Outro elemento que aparece nesse momento que reforça o caráter místico das ações de Ceição é o surgimento dos sons percussivos dos tambores. O som dos tambores, de acordo com Chevalier e Gheerbrant (2009), está ligado ao som primordial e ao ritmo do universo. Eles são usados pelos xamãs das regiões altaicas em cerimônias religiosas e possuem, também, uma simbologia de proteção. O tambor é usado, também, como uma espécie de arma psicológica para desfazer o poder do inimigo. Ele é um instrumento considerado como sede de uma força sagrada, de onde surgem as riquezas da terra. Para Coelho Netto (in Guinsburg, 1978, p. 114): “A escolha do instrumento tem também um valor semiológico, podendo sugerir o lugar, o meio social, o ambiente.” No caso de Vau da Sarapalha, o tambor surge em um ambiente repleto de signos representativos das religiões

de matriz africana e, nessa cena, como uma tentativa de ligação com o divino, a fim de buscar uma proteção para os primos contra os poderes nocivos do Capeta.

Entretanto, o tambor, assim como o fogo, também possui ambivalências em suas significações e o seu som pode resultar em implicações diversas, visto que

dependendo da madeira utilizada, da época de fabricação, da conformidade ritual, o efeito pode ser benéfico ou maléfico, pois as influências que ele evoca não são uniformemente favoráveis. O tambor africano, evidentemente, invoca a

descida dos favores celestes de modo análogo” (CHEVALIER E GHEERBRANT, 2009, p. 861).

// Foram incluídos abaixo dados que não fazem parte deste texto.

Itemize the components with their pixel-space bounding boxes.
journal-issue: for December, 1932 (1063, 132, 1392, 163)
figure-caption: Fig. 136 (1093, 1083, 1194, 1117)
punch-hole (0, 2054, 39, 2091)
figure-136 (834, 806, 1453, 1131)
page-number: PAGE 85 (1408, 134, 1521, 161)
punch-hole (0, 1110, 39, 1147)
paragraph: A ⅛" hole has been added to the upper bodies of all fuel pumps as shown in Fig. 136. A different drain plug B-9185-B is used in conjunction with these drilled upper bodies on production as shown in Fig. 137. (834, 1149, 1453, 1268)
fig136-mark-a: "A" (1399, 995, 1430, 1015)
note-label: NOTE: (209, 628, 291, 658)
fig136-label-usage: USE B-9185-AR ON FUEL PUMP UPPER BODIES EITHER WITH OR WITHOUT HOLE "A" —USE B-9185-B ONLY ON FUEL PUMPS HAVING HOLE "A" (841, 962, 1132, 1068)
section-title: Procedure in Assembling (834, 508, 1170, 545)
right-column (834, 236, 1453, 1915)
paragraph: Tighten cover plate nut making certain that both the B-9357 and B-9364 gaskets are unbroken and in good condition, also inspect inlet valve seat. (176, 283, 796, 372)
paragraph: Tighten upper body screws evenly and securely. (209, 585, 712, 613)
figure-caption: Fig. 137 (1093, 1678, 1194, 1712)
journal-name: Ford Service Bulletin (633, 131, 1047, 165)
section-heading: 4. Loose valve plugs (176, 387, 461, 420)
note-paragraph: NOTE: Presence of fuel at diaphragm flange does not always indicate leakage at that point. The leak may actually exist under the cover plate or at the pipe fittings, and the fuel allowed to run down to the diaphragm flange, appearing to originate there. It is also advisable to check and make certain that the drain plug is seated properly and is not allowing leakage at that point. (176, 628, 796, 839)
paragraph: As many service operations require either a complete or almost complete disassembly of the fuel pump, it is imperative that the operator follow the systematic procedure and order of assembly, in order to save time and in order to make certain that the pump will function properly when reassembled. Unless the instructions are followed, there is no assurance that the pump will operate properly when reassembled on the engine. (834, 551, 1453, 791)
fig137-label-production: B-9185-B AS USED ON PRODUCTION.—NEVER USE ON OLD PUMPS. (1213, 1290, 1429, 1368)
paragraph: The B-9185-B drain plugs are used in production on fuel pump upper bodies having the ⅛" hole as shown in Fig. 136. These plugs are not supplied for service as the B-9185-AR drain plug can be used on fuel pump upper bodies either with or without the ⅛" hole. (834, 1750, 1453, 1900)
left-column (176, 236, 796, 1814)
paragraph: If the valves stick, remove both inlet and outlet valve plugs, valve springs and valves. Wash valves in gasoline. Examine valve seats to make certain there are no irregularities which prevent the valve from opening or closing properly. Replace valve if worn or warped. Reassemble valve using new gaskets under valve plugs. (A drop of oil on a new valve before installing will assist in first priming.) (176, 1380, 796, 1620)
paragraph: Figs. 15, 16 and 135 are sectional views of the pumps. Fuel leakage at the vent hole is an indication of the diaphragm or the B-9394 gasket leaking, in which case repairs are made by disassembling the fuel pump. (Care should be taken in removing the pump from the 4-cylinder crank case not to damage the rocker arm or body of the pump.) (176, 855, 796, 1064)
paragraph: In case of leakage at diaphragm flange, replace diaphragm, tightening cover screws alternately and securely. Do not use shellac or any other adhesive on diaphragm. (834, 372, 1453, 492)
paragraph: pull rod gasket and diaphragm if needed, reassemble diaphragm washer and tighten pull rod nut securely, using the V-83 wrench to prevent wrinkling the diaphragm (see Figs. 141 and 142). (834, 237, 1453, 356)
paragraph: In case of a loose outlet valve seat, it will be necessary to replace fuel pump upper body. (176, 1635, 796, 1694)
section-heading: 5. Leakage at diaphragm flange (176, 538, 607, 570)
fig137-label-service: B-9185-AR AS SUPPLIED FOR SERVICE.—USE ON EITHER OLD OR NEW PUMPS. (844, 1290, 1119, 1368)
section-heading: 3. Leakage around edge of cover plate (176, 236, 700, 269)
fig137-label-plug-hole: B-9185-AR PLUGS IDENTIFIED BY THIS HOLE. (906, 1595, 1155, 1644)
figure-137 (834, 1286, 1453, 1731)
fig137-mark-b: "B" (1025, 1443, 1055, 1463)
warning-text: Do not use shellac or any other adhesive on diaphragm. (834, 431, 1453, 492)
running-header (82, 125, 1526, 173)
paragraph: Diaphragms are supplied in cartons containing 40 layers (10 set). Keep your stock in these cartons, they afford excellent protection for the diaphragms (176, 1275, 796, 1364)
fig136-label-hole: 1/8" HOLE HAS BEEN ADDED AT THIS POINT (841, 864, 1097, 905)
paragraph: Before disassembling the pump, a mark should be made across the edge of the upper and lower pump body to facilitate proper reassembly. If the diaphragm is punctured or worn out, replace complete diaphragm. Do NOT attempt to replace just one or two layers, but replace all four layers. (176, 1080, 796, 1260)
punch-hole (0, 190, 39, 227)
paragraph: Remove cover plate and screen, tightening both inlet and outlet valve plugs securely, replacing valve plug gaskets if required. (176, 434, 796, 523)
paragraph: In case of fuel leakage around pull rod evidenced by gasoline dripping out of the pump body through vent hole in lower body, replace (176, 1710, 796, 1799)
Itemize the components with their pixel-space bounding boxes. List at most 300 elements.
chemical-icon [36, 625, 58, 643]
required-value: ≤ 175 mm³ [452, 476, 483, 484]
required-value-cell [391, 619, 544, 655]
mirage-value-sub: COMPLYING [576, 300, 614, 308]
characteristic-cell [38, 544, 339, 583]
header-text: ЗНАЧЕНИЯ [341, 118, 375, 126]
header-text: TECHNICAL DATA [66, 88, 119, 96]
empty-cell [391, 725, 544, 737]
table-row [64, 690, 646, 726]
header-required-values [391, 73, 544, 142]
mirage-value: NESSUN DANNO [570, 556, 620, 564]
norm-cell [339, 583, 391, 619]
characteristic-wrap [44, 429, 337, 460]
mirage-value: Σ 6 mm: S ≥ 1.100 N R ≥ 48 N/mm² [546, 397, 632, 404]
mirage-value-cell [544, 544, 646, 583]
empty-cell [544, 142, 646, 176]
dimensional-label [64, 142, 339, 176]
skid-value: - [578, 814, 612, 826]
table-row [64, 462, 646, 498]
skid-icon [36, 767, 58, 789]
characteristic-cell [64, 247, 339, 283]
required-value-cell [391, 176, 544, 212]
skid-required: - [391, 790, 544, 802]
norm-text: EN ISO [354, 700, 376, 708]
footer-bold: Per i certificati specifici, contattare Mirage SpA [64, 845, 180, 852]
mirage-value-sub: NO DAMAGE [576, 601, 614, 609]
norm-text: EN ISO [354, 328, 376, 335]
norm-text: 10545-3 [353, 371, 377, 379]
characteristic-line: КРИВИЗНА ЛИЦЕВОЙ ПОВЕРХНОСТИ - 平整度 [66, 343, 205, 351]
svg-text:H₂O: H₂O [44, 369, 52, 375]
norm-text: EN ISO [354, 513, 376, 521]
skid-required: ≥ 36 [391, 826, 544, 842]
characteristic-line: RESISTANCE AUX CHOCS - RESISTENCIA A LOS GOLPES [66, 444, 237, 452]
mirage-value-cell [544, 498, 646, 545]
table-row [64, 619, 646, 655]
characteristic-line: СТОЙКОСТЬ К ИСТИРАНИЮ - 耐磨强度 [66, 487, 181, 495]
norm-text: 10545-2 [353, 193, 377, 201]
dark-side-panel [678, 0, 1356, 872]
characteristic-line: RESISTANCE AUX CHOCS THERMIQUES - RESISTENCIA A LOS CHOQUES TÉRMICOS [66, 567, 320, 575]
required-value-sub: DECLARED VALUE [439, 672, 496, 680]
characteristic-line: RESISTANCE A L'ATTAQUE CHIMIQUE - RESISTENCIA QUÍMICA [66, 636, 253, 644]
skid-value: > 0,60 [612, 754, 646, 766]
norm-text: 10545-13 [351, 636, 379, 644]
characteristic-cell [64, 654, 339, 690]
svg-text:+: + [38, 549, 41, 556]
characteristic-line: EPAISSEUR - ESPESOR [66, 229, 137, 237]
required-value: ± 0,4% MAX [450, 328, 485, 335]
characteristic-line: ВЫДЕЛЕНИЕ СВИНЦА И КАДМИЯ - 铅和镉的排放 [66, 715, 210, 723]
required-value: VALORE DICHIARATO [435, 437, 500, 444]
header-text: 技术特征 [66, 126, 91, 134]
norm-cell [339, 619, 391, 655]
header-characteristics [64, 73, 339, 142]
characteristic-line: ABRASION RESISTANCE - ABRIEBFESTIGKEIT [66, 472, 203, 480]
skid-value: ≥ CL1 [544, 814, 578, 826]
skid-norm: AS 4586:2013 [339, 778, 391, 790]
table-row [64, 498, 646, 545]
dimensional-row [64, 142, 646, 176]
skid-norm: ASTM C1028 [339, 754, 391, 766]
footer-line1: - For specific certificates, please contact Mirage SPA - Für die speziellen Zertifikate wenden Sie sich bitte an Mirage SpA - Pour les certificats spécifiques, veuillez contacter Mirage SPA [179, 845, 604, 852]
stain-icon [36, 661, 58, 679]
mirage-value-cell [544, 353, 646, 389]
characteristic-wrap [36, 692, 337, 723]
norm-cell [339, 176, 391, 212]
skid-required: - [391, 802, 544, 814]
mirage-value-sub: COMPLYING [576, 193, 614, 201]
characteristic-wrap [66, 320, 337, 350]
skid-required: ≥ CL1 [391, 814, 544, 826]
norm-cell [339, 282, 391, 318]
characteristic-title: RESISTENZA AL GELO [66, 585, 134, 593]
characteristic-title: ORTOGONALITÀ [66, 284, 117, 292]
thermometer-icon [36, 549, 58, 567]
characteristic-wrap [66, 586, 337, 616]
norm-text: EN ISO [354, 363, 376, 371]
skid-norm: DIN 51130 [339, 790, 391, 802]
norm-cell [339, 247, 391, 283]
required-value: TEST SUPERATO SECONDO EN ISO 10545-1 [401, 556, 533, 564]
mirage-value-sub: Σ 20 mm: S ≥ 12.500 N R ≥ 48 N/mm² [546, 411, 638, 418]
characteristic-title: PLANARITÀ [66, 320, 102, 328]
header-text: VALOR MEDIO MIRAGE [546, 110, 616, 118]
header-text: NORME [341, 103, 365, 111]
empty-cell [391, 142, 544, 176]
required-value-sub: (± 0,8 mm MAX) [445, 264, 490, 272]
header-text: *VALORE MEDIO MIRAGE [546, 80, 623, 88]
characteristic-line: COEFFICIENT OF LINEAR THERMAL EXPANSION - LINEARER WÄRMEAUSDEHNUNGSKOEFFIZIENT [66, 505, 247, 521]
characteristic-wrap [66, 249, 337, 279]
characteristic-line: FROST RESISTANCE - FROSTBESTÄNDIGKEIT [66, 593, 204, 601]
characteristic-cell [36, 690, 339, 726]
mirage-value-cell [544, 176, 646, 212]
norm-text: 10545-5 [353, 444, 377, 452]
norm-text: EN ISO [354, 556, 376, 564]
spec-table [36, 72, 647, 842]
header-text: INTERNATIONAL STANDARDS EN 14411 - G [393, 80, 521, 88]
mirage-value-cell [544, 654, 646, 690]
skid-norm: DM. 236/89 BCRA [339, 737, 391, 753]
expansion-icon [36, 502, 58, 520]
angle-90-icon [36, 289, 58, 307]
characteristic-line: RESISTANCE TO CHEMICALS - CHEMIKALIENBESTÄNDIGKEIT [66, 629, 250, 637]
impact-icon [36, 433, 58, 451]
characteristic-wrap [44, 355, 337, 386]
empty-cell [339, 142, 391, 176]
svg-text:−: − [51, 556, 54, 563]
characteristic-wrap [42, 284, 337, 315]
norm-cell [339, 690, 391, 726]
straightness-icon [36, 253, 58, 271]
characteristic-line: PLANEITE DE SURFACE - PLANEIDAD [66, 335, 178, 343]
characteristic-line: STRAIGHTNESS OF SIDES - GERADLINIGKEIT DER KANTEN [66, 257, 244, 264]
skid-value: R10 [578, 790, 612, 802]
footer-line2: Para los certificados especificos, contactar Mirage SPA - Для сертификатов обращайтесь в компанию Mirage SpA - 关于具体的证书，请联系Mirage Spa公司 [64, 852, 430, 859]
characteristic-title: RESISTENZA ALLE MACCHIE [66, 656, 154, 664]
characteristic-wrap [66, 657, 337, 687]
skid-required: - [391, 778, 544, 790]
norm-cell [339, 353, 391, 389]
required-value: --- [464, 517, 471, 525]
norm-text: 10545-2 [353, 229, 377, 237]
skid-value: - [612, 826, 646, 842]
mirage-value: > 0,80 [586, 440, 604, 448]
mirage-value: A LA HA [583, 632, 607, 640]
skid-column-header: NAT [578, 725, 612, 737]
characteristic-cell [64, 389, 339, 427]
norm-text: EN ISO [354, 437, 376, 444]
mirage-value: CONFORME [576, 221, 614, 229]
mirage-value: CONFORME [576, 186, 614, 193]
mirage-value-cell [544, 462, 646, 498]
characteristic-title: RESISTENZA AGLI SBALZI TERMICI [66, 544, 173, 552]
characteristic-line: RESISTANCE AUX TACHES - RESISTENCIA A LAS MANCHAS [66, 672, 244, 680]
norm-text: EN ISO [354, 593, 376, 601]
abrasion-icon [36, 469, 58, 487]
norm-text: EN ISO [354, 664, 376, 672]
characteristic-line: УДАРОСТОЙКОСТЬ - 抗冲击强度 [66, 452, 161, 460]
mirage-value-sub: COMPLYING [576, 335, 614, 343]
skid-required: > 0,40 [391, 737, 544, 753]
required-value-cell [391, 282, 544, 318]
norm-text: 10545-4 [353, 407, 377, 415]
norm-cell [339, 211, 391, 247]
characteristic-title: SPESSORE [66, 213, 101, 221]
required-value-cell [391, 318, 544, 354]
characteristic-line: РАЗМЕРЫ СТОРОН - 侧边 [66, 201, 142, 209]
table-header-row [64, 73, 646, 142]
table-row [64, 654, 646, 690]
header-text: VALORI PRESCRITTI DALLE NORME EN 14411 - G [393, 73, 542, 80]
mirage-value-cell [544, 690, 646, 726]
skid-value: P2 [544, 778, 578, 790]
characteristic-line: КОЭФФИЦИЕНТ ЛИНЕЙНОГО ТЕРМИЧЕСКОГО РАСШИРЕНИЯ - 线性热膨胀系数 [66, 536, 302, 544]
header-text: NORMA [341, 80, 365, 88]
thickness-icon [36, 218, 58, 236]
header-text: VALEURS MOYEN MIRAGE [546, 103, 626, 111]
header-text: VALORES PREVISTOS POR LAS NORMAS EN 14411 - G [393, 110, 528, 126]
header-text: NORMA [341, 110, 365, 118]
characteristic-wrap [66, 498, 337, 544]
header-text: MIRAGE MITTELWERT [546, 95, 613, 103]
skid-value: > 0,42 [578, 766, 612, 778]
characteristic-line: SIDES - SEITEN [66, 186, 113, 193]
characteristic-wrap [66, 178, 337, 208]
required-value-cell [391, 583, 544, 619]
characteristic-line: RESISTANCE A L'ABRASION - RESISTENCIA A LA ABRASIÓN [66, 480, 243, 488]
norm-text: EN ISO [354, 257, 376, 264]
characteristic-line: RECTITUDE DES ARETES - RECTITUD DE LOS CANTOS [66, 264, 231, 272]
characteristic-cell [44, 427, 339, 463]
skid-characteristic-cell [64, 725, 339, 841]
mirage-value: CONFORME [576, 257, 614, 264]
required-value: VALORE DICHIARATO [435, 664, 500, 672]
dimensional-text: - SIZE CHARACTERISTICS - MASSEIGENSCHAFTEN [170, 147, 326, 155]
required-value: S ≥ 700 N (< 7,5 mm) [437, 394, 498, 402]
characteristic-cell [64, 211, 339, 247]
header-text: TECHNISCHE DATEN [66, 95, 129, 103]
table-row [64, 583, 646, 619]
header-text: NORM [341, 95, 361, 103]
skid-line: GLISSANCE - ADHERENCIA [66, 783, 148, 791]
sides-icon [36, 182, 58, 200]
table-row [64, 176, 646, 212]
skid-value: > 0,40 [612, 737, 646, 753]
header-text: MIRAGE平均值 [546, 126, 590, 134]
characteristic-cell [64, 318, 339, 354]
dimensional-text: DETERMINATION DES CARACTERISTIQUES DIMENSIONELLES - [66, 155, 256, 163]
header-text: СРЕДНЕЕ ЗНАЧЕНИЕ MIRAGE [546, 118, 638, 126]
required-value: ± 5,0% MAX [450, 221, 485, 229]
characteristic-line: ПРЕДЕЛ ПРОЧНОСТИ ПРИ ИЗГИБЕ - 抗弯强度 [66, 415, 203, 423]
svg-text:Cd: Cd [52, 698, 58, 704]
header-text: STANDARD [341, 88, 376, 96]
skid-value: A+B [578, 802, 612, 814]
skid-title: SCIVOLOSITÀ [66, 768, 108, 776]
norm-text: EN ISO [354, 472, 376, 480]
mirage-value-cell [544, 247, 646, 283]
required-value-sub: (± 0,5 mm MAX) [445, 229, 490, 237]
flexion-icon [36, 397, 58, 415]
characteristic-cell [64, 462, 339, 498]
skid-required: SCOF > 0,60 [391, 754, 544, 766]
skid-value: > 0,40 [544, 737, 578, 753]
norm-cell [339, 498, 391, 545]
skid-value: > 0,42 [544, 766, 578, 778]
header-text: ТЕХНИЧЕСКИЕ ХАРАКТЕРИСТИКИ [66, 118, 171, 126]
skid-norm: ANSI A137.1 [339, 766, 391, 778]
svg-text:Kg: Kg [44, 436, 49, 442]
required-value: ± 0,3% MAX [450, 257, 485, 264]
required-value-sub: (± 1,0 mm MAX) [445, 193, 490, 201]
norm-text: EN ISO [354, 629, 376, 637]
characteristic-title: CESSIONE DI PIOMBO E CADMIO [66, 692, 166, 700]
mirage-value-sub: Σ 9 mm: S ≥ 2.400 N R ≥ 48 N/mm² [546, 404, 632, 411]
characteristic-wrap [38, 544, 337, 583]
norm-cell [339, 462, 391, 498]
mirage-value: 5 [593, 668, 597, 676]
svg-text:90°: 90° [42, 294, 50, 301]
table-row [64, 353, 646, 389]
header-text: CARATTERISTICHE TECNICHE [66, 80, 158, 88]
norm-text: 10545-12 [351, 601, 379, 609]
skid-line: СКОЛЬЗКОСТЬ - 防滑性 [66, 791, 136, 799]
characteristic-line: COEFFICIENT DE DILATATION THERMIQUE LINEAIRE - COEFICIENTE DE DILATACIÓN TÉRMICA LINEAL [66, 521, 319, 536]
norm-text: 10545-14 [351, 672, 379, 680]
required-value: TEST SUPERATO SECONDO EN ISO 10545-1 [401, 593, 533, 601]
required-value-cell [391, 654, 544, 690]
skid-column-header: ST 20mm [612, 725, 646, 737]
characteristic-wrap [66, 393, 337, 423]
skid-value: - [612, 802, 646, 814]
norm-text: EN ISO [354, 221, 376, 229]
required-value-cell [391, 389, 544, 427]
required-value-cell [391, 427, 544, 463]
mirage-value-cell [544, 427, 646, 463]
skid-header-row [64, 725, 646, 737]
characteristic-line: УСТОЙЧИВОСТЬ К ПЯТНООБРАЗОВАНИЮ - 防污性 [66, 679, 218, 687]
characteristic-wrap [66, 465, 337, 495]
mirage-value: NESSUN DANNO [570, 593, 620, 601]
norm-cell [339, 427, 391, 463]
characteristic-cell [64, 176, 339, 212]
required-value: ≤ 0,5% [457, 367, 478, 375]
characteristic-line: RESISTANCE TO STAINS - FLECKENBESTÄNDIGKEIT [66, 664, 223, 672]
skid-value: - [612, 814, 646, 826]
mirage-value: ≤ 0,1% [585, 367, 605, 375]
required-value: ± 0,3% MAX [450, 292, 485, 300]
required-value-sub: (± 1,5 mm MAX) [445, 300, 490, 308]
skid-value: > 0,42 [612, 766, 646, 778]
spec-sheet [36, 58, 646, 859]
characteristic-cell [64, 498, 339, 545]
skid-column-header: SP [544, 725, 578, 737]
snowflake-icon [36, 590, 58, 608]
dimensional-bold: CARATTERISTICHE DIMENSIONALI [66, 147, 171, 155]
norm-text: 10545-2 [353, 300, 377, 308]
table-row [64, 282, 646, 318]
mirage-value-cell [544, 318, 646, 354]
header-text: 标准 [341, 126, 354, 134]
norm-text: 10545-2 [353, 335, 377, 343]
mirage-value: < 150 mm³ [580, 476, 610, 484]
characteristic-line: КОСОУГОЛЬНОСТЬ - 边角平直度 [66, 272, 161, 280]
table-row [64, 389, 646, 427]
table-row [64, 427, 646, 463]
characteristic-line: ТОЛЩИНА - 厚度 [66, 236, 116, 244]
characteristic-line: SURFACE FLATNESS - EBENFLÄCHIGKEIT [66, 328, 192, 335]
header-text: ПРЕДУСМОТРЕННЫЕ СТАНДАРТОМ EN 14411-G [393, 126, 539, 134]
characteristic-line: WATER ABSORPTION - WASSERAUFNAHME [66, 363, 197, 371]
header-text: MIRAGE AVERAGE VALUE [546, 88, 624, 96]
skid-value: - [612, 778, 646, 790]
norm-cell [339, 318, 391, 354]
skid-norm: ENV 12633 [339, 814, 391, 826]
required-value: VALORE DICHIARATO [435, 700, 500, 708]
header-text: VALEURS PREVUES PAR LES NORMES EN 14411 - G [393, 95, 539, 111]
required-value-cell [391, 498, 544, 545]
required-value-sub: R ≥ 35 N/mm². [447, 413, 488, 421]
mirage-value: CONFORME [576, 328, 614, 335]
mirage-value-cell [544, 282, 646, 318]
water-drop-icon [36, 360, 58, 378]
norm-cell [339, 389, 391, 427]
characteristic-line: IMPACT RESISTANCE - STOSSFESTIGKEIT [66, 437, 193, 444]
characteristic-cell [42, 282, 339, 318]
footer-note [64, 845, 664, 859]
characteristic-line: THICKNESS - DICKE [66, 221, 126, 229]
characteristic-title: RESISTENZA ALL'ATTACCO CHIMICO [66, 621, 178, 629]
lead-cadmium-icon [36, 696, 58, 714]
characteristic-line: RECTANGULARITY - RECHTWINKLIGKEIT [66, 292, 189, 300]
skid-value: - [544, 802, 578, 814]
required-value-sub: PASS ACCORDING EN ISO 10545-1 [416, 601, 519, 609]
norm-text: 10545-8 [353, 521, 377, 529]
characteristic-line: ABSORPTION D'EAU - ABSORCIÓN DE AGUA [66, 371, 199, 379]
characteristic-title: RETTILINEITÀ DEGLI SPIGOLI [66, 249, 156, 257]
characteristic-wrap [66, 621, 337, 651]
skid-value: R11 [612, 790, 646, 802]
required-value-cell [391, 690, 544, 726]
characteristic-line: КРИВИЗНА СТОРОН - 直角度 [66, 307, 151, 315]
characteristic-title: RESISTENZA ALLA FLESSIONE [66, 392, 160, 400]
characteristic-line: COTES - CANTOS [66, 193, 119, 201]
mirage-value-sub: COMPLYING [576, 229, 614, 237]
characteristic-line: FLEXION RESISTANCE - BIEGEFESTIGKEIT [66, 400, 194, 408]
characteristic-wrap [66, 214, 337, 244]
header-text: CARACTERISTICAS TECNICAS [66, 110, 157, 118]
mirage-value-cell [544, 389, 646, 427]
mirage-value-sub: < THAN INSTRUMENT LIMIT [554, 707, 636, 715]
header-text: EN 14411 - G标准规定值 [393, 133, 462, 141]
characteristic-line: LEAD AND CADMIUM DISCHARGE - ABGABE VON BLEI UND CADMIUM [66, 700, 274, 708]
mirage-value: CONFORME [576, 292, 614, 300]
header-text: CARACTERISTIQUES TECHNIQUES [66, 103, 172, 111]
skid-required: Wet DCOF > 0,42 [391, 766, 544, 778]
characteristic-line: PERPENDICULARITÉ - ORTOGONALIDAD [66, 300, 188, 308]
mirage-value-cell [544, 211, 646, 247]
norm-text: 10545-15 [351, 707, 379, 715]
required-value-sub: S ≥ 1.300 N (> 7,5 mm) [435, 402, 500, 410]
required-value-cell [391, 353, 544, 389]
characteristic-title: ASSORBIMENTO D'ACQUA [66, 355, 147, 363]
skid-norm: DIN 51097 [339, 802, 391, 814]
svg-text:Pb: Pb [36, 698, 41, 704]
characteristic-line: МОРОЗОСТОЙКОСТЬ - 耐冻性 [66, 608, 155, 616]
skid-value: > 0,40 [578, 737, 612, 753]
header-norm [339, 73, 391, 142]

Em Vau da Sarapalha, essa ambivalência relacionada ao tambor também está presente, pois ao mesmo tempo em que o som deste instrumento aparece nos momentos em que Ceição faz ações na tentativa de fazer uma limpeza espiritual no ambiente, nos elementos desse ambiente e nas pessoas que nele habitam, também surge produzido pelo personagem do Capeta.

Enquanto Ceição pratica as suas ações de purificação do ambiente, os primos conversam: Argemiro se recordando do médico que cuidava da doença no lugar onde vivem e Ribeiro insistindo na ideia de morte. Mas, ao surgir o som do aboio silenciam. O aboio remete à fuga de Luísa, pois esta fugiu com um boiadeiro, o que faz com que Ribeiro fale em sua ex-mulher pela primeira vez na trama: “Foi seis meses em antes de ela ir s’embora. Luísa!” (VASCONCELOS, 1992, p. 13). Fala o nome de Luísa prolongando muito o último fonema, quase que aboiando o nome da mulher amada, como se quisesse que ela o escutasse, mesmo com toda a distância que os separa. O tom de sua voz é desesperador, como de alguém que precisa muito para sobreviver da pessoa por quem chama.